Madame la présidente, monsieur le secrétaire d’État, monsieur le rapporteur, mes chers collègues, nous sommes invités à examiner un projet de loi visant à appliquer le protocole ratifié par la France en 2003, et entré en vigueur en 2004.
Depuis plus d’un demi-siècle, la société internationale cherche à encadrer le risque particulier que les armes nucléaires entraînent par nature. Nous devons, en effet, tout mettre en oeuvre pour que l’énergie nucléaire ne soit pas détournée de ses utilisations pacifiques.
Au niveau interne, la France est, depuis 1981, partie à un accord tripartite avec la CEEA et l’AIEA, lui permettant de participer au système de garanties international, mis en oeuvre par l’Agence. Par cet accord, la France doit fournir à l’Agence des informations comptables sur la détention de matières nucléaires, contrôlées dans le cadre d’inspections.
La France a conclu, en 1998, un protocole additionnel, objet du présent projet de loi. Ce protocole vise à renforcer l’efficience du système de garanties international par la fourniture d’informations supplémentaires à l’Agence. L’objectif est donc d’accroître la capacité de l’Agence à détecter d’éventuelles activités nucléaires clandestines menées dans un État non doté de l’arme nucléaire.
Il s’inscrit ainsi dans une démarche globale, celle qui consiste à permettre à l’Agence de vérifier que l’exécution des obligations souscrites par les États non dotés de l’arme nucléaire – les ENDAN – et membres du Traité de non-prolifération nucléaire – TNP – soit pleinement respectée.
Le protocole est entré en vigueur en 2004. En conséquence, la France fournit depuis cette date les renseignements requis par celui-ci. Néanmoins, la nature et la portée des informations qui sont depuis communiquées par la France, ainsi que l’octroi aux représentants de l’Agence d’un droit de vérification élargi requièrent de compléter notre droit interne.

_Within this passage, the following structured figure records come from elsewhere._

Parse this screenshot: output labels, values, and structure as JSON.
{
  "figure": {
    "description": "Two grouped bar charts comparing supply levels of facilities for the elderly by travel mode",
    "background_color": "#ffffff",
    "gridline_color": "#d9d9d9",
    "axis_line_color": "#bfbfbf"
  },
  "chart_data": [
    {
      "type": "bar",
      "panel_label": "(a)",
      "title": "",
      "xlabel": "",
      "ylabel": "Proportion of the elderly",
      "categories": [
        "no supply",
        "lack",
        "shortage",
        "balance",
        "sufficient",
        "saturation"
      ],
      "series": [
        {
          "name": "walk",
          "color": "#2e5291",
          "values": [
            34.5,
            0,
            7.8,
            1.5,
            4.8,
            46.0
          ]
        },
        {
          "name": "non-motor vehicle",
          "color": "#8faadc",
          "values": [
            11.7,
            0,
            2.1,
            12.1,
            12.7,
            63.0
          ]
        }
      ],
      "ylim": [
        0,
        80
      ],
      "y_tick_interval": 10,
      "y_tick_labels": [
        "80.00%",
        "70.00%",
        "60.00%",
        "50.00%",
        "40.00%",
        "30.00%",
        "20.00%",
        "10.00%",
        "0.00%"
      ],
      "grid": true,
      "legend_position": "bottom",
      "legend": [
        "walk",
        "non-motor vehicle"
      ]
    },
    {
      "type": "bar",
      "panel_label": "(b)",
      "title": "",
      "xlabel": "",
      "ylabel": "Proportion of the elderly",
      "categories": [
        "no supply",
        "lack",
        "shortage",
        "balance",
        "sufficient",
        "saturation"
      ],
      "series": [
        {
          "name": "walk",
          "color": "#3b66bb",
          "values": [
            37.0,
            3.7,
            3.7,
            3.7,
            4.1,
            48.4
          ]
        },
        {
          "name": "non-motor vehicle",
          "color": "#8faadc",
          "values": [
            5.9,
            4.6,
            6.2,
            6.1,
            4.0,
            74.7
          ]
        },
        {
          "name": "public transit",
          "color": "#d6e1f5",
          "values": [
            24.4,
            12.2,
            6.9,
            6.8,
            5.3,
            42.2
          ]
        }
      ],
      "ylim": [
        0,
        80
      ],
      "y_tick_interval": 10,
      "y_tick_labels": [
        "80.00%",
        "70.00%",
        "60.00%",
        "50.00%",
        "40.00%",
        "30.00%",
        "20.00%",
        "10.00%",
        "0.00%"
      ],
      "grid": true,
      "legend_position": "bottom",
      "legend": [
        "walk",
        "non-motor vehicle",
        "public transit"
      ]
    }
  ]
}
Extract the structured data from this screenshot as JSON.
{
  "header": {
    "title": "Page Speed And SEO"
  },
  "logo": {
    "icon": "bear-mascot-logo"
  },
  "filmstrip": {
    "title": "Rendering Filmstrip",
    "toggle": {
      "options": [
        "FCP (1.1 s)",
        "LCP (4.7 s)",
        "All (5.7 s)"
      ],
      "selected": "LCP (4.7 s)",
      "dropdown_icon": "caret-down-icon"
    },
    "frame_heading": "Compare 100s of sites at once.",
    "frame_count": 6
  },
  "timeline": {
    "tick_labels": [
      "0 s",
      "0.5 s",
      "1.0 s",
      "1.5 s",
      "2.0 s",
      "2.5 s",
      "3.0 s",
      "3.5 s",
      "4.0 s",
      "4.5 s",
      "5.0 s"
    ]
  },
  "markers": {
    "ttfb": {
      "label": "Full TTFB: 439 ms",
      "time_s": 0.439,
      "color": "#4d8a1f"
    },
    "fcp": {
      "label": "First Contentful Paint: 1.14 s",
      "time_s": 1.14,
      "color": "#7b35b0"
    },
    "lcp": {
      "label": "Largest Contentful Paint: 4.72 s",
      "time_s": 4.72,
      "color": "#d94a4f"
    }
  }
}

En un demi-siècle, la menace que représentent les armes nucléaires n’a pas disparu. Elle a simplement changé de forme : le risque contemporain du nucléaire militaire constitue avant tout un risque de prolifération. Lorsque le nucléaire civil entre en jeu, la question de la prolifération se pose alors en ces termes : comment aider un État à se développer sur le plan économique grâce à l’énergie nucléaire civile, s’il peut ensuite la détourner pour développer un programme d’armement militaire ? Comment assurer la coexistence des deux piliers essentiels d’un régime de contrôle des armements, à savoir la lutte contre la prolifération et la coopération internationale ? Les puissances nucléaires se voient confrontées à ce dilemme.
Notre position de puissance nucléaire civile et militaire nous oblige à assumer notre responsabilité, quant aux outils que nous avons à notre disposition pour lutter contre la prolifération.
Alors que nous assistons à l’émergence d’un deuxième âge nucléaire, dans lequel certains États entretiennent des relations avec des groupes terroristes, ou autres, les États dotés de l’arme nucléaire et ceux dotés d’un programme nucléaire civil doivent faire preuve d’une attention renouvelée.
Si l’ordre juridique international ne laisse pas les puissances nucléaires seules face à leurs responsabilités, il est néanmoins nécessaire de compléter périodiquement le TNP par des protocoles permettant aux États d’adapter leurs moyens d’action aux nouveaux visages de la prolifération.
Le protocole, dont ce projet de loi vise à assurer le respect par la France, complète utilement le mécanisme de garanties internationales prévu par l’accord avec l’ex-Euratom et l’AIEA, et mis en oeuvre dans le cadre du traité de non-prolifération de 1968.
Il cible en premier lieu les États non dotés de l’arme nucléaire, afin qu’ils ne détournent pas les matériaux à usage civil à des fins militaires. Il fixe, en outre, de manière plus précise et plus prescriptive, le rôle des inspecteurs, ce qui marquera assurément un progrès.
Ce projet de loi est nécessaire, car c’est en permettant à l’AIEA de devenir véritablement un gardien du nucléaire civil et une police de la prolifération que nous parviendrons à dépasser le conflit entre les puissances nucléaires et celles qui cherchent à développer leurs programmes civils.
Dans un contexte de tensions internationales quant au risque de prolifération, nous devons compléter notre dispositif législatif interne et préciser les modalités d’application du protocole. Aussi le groupe de l’Union des démocrates et indépendants votera-t-il en faveur de ce projet de loi, qui devrait donner sa pleine effectivité au renforcement de l’efficacité des outils mis à la disposition de l’Agence, dans le cadre du protocole. (Applaudissements sur les bancs du groupe de l’Union des démocrates et indépendants, du groupe socialiste, républicain et citoyen et du groupe radical, républicain, démocrate et progressiste.)